If so, that's fine. I'll move forward with updating the lcdf and lpdf to accept 2-vectors as the argument and we can open a separate issue for to_array_of_2vectors.

rtrangucci commented 6 years ago

One further point, then I'll go work on the function. All of the math internal to the std_binormal_lpdf and std_binormal_lcdf function (the log-density/probability and the gradients) operates on scalars) so we'll be converting to 2-vectors only to convert to scalars internally.

bob-carpenter commented 6 years ago

Yes.
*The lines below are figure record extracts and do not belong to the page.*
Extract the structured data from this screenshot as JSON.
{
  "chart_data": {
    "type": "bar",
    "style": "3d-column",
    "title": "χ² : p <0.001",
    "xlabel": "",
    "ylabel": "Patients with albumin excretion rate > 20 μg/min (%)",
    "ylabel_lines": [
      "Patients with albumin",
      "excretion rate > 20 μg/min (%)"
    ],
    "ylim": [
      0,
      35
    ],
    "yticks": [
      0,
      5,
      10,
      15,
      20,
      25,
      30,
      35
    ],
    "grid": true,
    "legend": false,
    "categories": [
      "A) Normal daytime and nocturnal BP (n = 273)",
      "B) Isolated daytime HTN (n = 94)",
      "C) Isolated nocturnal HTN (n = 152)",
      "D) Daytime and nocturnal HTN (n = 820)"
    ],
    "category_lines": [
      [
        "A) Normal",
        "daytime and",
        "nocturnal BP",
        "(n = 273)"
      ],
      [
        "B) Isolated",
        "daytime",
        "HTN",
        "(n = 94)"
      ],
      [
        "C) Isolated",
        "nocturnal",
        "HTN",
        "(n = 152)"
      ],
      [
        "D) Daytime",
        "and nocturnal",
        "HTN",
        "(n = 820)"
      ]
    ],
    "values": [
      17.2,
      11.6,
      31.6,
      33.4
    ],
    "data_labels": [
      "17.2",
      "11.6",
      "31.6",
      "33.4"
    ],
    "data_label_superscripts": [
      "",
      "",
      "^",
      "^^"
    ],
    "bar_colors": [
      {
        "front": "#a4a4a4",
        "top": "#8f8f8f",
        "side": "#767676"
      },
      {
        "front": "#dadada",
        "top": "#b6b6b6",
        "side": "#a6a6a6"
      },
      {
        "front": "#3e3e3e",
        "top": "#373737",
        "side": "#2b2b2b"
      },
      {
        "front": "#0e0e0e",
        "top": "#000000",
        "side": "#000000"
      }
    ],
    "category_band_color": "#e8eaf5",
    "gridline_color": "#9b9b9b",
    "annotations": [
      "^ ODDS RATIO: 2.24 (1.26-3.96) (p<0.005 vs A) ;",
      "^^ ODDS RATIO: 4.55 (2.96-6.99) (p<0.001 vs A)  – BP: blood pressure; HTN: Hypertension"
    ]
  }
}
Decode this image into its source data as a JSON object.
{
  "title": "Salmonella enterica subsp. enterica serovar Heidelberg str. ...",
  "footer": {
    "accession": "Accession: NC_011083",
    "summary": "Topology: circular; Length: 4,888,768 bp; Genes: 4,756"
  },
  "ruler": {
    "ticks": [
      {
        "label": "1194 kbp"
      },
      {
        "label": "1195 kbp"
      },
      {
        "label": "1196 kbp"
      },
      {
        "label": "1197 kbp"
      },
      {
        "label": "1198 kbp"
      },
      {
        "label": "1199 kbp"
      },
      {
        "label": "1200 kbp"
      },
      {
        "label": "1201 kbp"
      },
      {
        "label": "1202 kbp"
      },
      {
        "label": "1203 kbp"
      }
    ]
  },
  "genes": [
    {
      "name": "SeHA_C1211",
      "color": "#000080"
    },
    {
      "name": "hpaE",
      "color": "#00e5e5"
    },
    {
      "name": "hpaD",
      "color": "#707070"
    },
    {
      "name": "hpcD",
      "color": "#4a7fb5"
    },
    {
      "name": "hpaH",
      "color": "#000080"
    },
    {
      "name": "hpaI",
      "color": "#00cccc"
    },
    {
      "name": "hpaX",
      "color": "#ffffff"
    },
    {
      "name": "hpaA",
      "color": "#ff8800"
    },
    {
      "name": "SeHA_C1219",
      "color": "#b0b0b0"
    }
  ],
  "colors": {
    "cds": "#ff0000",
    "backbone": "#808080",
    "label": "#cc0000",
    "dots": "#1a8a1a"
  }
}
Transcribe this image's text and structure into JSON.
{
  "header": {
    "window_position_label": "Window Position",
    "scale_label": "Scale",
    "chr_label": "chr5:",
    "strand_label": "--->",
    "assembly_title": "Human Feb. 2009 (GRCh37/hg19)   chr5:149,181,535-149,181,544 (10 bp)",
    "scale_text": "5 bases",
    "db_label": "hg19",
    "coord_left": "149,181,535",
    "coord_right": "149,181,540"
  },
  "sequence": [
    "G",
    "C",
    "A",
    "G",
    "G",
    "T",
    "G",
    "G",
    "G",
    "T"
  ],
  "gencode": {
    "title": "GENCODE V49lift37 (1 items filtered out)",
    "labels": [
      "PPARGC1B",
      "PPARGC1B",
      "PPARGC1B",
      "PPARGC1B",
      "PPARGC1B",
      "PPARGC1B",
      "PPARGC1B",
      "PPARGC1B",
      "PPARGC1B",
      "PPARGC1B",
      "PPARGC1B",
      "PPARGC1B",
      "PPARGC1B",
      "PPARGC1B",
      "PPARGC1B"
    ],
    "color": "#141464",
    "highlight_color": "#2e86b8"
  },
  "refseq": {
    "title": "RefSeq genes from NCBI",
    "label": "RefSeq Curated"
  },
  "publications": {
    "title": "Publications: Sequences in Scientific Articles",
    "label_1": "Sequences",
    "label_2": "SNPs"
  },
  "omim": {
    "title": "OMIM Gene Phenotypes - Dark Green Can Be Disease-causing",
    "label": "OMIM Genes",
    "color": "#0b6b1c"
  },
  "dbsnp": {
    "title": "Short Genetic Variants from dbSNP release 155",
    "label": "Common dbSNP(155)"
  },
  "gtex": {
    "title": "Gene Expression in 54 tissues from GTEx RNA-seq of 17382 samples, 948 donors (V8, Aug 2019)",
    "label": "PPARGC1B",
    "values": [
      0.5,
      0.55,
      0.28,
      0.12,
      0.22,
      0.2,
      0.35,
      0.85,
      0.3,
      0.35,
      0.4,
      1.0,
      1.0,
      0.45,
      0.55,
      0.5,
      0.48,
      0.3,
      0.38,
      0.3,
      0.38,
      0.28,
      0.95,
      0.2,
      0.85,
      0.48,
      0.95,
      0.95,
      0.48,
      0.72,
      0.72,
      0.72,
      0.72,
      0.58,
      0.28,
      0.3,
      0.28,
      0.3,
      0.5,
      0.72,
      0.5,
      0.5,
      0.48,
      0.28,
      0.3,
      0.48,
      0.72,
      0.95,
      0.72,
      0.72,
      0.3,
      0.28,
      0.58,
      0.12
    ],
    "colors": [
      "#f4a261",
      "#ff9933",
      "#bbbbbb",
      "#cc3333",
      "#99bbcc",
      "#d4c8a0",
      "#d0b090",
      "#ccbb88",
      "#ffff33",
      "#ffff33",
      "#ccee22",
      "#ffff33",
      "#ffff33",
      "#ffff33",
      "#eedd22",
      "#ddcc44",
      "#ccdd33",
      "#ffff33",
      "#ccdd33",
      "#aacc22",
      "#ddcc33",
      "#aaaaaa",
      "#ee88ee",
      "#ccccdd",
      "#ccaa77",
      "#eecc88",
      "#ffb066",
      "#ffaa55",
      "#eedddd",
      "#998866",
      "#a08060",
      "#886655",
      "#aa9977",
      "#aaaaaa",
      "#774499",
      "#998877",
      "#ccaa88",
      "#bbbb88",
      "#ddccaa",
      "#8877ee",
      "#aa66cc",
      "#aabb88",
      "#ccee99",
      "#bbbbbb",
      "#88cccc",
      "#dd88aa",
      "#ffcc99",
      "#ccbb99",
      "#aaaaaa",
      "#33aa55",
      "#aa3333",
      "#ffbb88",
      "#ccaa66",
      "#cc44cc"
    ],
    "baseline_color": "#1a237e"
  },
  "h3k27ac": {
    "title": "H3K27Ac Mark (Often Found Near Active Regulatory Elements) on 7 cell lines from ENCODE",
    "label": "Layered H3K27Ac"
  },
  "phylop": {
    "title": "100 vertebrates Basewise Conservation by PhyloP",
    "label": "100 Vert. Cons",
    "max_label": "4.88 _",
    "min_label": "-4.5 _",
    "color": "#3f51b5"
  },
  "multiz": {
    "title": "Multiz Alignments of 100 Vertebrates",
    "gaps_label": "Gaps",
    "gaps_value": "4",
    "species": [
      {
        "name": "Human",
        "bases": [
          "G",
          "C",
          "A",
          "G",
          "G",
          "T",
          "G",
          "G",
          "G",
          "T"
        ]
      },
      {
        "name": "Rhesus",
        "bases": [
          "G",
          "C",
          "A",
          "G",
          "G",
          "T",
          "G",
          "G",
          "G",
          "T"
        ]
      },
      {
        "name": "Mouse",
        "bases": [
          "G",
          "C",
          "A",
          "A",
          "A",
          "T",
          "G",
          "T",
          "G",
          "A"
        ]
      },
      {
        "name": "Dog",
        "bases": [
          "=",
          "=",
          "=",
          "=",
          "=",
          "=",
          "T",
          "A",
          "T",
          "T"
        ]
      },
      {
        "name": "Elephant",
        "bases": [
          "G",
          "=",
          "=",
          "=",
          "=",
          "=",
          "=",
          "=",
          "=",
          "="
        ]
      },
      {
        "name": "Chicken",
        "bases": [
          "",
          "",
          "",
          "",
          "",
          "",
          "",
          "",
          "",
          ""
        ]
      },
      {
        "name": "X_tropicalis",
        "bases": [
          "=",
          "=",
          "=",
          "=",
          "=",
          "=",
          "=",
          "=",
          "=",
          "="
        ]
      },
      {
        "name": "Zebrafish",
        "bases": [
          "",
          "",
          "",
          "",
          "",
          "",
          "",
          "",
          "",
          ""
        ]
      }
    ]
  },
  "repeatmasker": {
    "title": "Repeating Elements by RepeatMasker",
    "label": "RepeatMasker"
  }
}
I'm proposing adding:

vector[] to_array_of_2vectors(vector x, vector y);

where the two vectors have the same size and

to_array_of_2vectors(x, y)[i, 1] == x[i]
to_array_of_2vectors(x, y)[i, 2] == y[i]

But it's not very elegant, to say the least.

I could be convinced that the matrix-with-two-columns approach is the way to go, as that'd just be

append_col(x, y) ~ ...

It's just that we decided that it'd be confusing to read vectorization out of rows or columns of matrices.

bob-carpenter commented 6 years ago

I'm only concerned about the external client interface, not how it's implemented.

But having said that, if it's all scalars under the hood, how will vectorization help?

I'd like to hear from @mitzimorris and @seantalts and @VMatthijs on this whole discussion.

rtrangucci commented 6 years ago

Both std_binormal_lpdf and std_binormal_lcdf are implemented nearly identically to normal_lpdf: https://github.com/stan-dev/math/blob/feature/issue-962-bivar-norm/stan/math/prim/scal/prob/std_binormal_lcdf.hpp

bob-carpenter commented 6 years ago

I take it you meant binormal and not normal in those first two!

rtrangucci commented 6 years ago

Yes, you're right! Good catch, and I've edited the comment.

Upon a bit of reflection, it probably won't be much of a performance hit to just take in a list of 2-vectors given that we have to pull out. I'll use the vector_seq_view metaprogram instead of scalar_seq_view, and just pull the scalar elements out of each the N 2-vectors.